T1: One-to-One Channel-Head Binding for Multivariate Time-Series Imputation¶
Conference: ICLR 2026 arXiv: 2602.21043 Code: GitHub Area: Time Series / Missing Value Imputation Keywords: time series imputation, CNN-Transformer hybrid, channel-head binding, selective information transfer, missing pattern generalization
TL;DR¶
This paper proposes T1, a CNN-Transformer hybrid architecture whose core innovation is Channel-Head Binding (CHead Attention): a shared depthwise convolution extracts \(C\) types of temporal features (trend, periodicity, abrupt changes, etc.) for each variable, and each CNN channel is then bound one-to-one to a single attention head, enabling cross-variable information transfer to proceed independently at the feature level. When missing data prevents a channel from extracting a valid pattern, the corresponding attention head automatically down-weights, achieving adaptive missing-data handling without explicit design. On 11 benchmark datasets, the average MSE is reduced by 46%, with even larger gains under 70% extreme missingness.
Background & Motivation¶
Background: Multivariate time-series imputation must simultaneously accomplish two tasks — (1) extracting temporal patterns from sparse observations, and (2) transferring complementary information across variables to aid reconstruction. These tasks are tightly coupled: once temporal features are corrupted by missingness, cross-variable transfer amplifies errors, while naïve cross-variable transfer cannot distinguish which variables are reliable under a given missing pattern.
Four Architectural Paradigms and Their Limitations:
| Paradigm | Representative Methods | Temporal Modeling | Cross-Variable Modeling | Core Deficiency |
|---|---|---|---|---|
| Time-axis tokenization | SAITS, PatchTST | ✓ Attention models long-range dependency | ✗ All variables mixed in the same token | Missing values directly corrupt token representations → pollution propagates to all computations |
| Variable-axis tokenization | iTransformer | △ Entire sequence compressed into a single token | ✓ Pure inter-variable attention | Loses feature-level selectivity; all temporal patterns are forcibly fused |
| Dual-axis tokenization | ImputeFormer, CSDI | ✓ Time-axis attention | ✓ Variable-axis attention | Missingness creates "broken paths" across both axes, making intermediate representations unreliable |
| Temporal CNN | ModernTCN, TimesNet | ✓ Multi-scale convolution for efficient extraction | △ Static pointwise mixing only | Limited cross-variable transfer capacity with no adaptability to missing patterns |
Core Observation: CNNs excel at extracting temporal features from sparse observations (convolutions are inherently robust to local missingness), while Transformers excel at dynamically modeling inter-variable relationships. The key question is how to "correctly interface" the two — naïve concatenation causes multi-channel CNN features to be mixed at the attention layer, allowing corruption-affected channels to contaminate reliable ones.

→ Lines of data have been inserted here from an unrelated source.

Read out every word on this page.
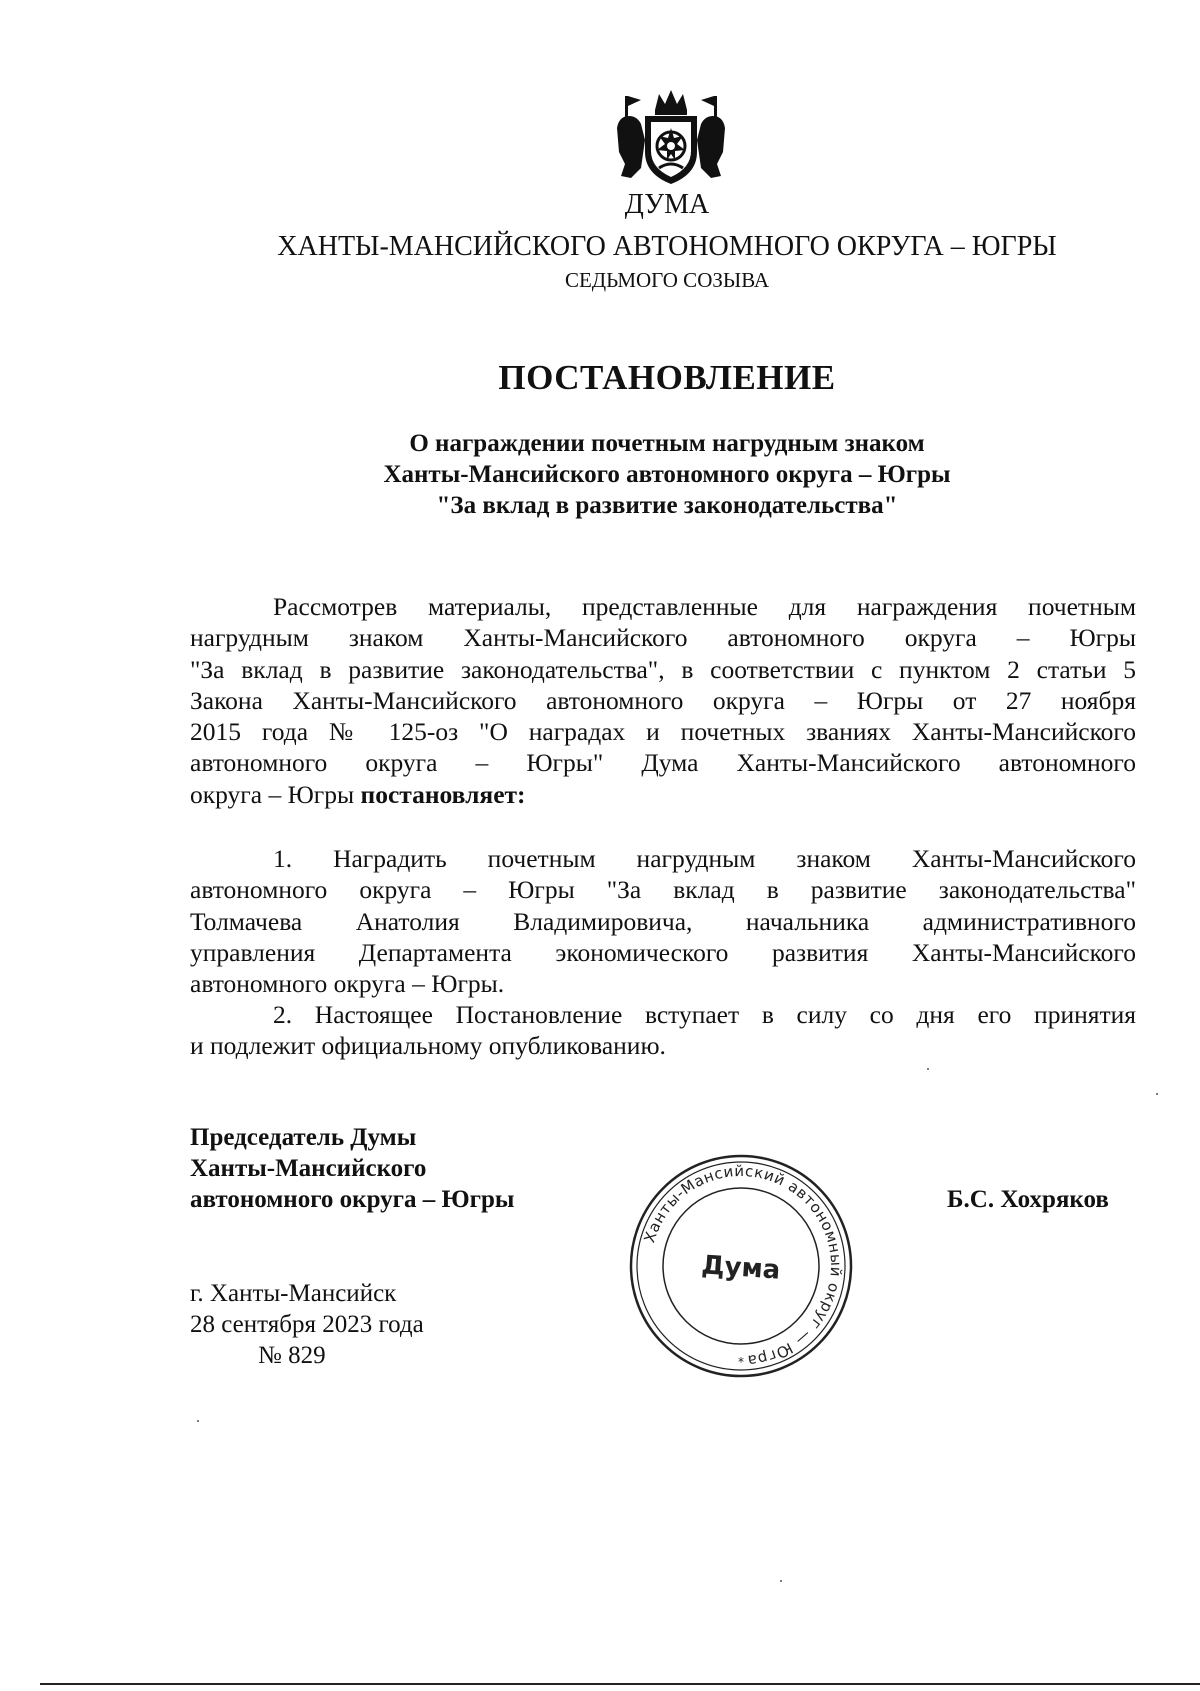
ДУМА
ХАНТЫ-МАНСИЙСКОГО АВТОНОМНОГО ОКРУГА – ЮГРЫ
СЕДЬМОГО СОЗЫВА
ПОСТАНОВЛЕНИЕ
О награждении почетным нагрудным знаком
Ханты-Мансийского автономного округа – Югры
"За вклад в развитие законодательства"
Рассмотрев материалы, представленные для награждения почетным
нагрудным знаком Ханты-Мансийского автономного округа – Югры
"За вклад в развитие законодательства", в соответствии с пунктом 2 статьи 5
Закона Ханты-Мансийского автономного округа – Югры от 27 ноября
2015 года № 125-оз "О наградах и почетных званиях Ханты-Мансийского
автономного округа – Югры" Дума Ханты-Мансийского автономного
округа – Югры постановляет:
1. Наградить почетным нагрудным знаком Ханты-Мансийского
автономного округа – Югры "За вклад в развитие законодательства"
Толмачева Анатолия Владимировича, начальника административного
управления Департамента экономического развития Ханты-Мансийского
автономного округа – Югры.
2. Настоящее Постановление вступает в силу со дня его принятия
и подлежит официальному опубликованию.
Председатель Думы
Ханты-Мансийского
автономного округа – Югры	Б.С. Хохряков
г. Ханты-Мансийск
28 сентября 2023 года
№ 829
Ханты-Мансийский автономный округ — Югра
Дума
*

Core Idea: Establish a one-to-one binding between CNN channels and attention heads, so that each attention head handles cross-variable transfer for only one type of feature, realizing a selective information pathway at the feature level.
Method¶
Overall Architecture¶
T1 consists of three modules: Mask-Aware Embedding → \(N\) T1 Blocks → Reconstruction Upsampler.
Mask-Aware Embedding: For each variable \(x^{(m)}\), instance normalization is applied using only observed values (mean and variance computed only at positions where \(\Omega_{m,t}=1\)). The normalized sequence and the observation mask are then concatenated into a 2-channel input \([x_{\text{norm}}^{(m)}; \Omega^{(m)}] \in \mathbb{R}^{2 \times T}\), which is downsampled to \(z^{(m)} \in \mathbb{R}^{C \times L}\) via a strided 1D convolution with \(C\) filters, followed by addition of a learnable variable encoding \(E_{\text{var}}^{(m)}\). This ensures the model is aware of missing positions from the outset.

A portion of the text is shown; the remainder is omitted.